The first plants left aquatic life to live on land 450 million years ago, resulting in the stunning diversity of plant life seen on land today.
This significant step required the ancestor of all terrestrial plants developing evolutionary innovations to adapt to the much lower levels of water and nutrients on land, as well as the direct ultraviolet radiation.
New collaborative research, involving ENSA scientists, has demonstrated that this was made possible by the mutually beneficial exchange of resources between plants and fungi.
Land plants fall into two main categories: vascular plants with stems and roots, and non-vascular plants such as mosses, called bryophytes.
Previous studies have shown the existence of genes that are essential for the proper functioning of symbiosis, particularly in vascular plants.
Published in Science on 21 May 2021, this research focused on a bryophyte resembling a succulent plant for which such genes had not yet been studied. The research team were able to demonstrate a lipid transfer between the plant and the fungus similar to that observed in vascular plants. By adapting the use of a molecular tool that allows DNA to be cleaved precisely, they were then able to modify a gene predicted as “symbiotic.” As in vascular plants, the interruption of lipid exchange between the plant and the fungus leads to symbiosis failure in the bryophyte.

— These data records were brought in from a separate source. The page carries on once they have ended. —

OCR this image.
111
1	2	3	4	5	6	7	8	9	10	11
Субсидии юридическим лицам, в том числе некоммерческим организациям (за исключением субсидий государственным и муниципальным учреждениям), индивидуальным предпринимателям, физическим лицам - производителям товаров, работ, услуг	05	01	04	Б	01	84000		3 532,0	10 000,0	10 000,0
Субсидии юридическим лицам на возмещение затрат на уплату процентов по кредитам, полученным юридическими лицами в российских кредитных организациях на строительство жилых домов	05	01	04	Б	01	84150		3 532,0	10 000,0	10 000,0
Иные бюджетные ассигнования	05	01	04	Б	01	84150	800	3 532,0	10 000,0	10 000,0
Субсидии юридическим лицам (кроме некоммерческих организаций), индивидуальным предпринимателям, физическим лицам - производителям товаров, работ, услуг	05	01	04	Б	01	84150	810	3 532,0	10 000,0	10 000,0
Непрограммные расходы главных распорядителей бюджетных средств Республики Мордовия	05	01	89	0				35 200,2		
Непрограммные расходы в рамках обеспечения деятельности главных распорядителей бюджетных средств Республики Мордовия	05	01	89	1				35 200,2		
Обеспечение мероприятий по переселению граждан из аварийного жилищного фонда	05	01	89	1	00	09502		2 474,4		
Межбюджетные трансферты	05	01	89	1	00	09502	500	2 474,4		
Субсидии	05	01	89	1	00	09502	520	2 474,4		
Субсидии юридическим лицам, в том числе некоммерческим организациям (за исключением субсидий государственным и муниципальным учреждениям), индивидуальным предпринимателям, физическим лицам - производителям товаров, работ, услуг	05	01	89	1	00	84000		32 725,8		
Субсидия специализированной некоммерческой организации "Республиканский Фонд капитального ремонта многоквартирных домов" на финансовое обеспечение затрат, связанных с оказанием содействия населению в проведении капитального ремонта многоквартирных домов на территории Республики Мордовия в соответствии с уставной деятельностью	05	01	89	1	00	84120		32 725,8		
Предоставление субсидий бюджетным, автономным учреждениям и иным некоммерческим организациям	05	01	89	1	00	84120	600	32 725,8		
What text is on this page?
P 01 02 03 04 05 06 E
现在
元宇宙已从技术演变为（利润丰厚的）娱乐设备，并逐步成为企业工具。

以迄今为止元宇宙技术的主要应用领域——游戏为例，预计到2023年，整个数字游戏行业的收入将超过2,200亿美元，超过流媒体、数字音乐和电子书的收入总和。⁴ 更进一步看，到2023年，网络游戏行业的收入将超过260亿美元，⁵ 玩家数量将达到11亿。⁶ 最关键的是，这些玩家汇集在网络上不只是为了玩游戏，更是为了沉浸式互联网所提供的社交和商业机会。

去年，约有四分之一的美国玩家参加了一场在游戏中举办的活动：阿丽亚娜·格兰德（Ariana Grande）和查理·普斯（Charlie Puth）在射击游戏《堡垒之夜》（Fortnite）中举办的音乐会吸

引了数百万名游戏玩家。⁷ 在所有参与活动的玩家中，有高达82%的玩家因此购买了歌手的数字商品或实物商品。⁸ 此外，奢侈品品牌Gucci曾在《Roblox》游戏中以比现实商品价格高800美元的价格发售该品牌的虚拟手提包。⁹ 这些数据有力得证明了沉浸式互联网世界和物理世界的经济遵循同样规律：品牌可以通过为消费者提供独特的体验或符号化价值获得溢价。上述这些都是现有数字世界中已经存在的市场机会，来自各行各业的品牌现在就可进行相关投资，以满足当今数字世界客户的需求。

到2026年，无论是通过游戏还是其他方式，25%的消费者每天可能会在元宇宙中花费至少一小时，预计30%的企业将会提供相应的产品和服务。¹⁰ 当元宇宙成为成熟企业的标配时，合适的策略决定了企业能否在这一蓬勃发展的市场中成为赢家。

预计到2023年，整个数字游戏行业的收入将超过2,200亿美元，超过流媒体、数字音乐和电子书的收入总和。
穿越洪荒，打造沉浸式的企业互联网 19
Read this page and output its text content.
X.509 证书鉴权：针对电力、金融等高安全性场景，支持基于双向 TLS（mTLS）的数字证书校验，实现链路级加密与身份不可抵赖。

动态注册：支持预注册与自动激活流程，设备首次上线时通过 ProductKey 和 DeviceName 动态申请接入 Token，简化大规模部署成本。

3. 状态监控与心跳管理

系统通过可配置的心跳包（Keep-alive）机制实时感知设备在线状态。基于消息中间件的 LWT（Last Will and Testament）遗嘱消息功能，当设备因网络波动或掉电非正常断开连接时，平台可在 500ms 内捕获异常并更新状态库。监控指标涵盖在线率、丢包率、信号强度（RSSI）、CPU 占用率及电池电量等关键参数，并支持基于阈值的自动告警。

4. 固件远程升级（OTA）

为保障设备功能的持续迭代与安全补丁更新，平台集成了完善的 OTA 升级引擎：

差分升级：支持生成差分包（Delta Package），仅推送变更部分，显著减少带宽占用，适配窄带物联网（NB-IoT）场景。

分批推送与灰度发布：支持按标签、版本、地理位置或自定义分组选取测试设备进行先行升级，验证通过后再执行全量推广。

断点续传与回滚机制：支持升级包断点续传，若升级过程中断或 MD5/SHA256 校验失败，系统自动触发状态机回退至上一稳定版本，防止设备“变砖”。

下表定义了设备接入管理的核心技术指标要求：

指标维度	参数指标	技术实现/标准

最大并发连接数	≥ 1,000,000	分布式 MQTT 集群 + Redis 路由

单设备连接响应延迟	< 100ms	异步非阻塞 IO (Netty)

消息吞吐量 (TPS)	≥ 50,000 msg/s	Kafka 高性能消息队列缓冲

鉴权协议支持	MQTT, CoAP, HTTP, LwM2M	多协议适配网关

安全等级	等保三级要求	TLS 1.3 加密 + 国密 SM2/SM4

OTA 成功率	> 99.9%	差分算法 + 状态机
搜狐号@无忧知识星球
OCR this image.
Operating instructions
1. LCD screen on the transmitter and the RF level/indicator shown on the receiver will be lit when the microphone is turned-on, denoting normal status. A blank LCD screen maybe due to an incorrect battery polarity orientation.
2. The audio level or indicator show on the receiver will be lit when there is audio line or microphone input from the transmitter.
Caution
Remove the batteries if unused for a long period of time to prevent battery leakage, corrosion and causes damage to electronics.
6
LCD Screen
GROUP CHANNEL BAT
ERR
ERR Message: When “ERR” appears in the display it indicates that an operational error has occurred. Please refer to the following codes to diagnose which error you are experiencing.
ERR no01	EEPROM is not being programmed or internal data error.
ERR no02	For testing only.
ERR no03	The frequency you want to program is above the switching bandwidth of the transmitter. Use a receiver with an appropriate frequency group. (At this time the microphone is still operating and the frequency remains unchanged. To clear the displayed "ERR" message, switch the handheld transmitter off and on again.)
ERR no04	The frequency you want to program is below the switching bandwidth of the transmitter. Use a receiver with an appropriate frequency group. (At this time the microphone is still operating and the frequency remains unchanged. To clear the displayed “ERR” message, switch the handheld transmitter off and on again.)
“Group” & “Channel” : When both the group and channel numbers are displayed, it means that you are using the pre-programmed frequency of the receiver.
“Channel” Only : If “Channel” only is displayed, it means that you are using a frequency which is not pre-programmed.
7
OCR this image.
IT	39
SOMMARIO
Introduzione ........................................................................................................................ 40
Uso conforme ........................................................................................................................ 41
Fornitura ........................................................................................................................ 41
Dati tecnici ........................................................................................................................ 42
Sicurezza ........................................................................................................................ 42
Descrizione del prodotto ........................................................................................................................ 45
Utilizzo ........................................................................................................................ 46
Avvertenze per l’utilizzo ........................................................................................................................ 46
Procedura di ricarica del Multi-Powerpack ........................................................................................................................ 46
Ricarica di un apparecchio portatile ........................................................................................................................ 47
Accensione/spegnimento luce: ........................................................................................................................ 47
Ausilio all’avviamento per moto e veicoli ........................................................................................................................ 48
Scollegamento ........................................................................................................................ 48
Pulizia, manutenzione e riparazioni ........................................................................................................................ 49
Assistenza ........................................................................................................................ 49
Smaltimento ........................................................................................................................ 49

The common ancestor of these two groups of plants, which colonised dry land, must therefore have exchanged lipids with the fungus, as do the plants of today. Thus, 450 million years later, one of the secrets of life’s first steps on land has finally been elucidated.
Professor Giles Oldroyd FRS, Russell R. Geiger Professor of Crop Science at the University of Cambridge and Inaugural Director of the Crop Science Centre said: “It has long been proposed that the evolution of the arbuscular mycorrhizal symbiosis was a prerequisite for plant colonisation of land. This new work demonstrates mechanistically how this early innovation occurred.”
This international research was led by the Laboratoire de Recherche en Sciences Végétales at the Université de Toulouse, and was supported by the Bill and Melinda Gates Foundation, as well as the UK Foreign, Commonwealth and Development Office as part of the Engineering Nitrogen Symbiosis for Africa project.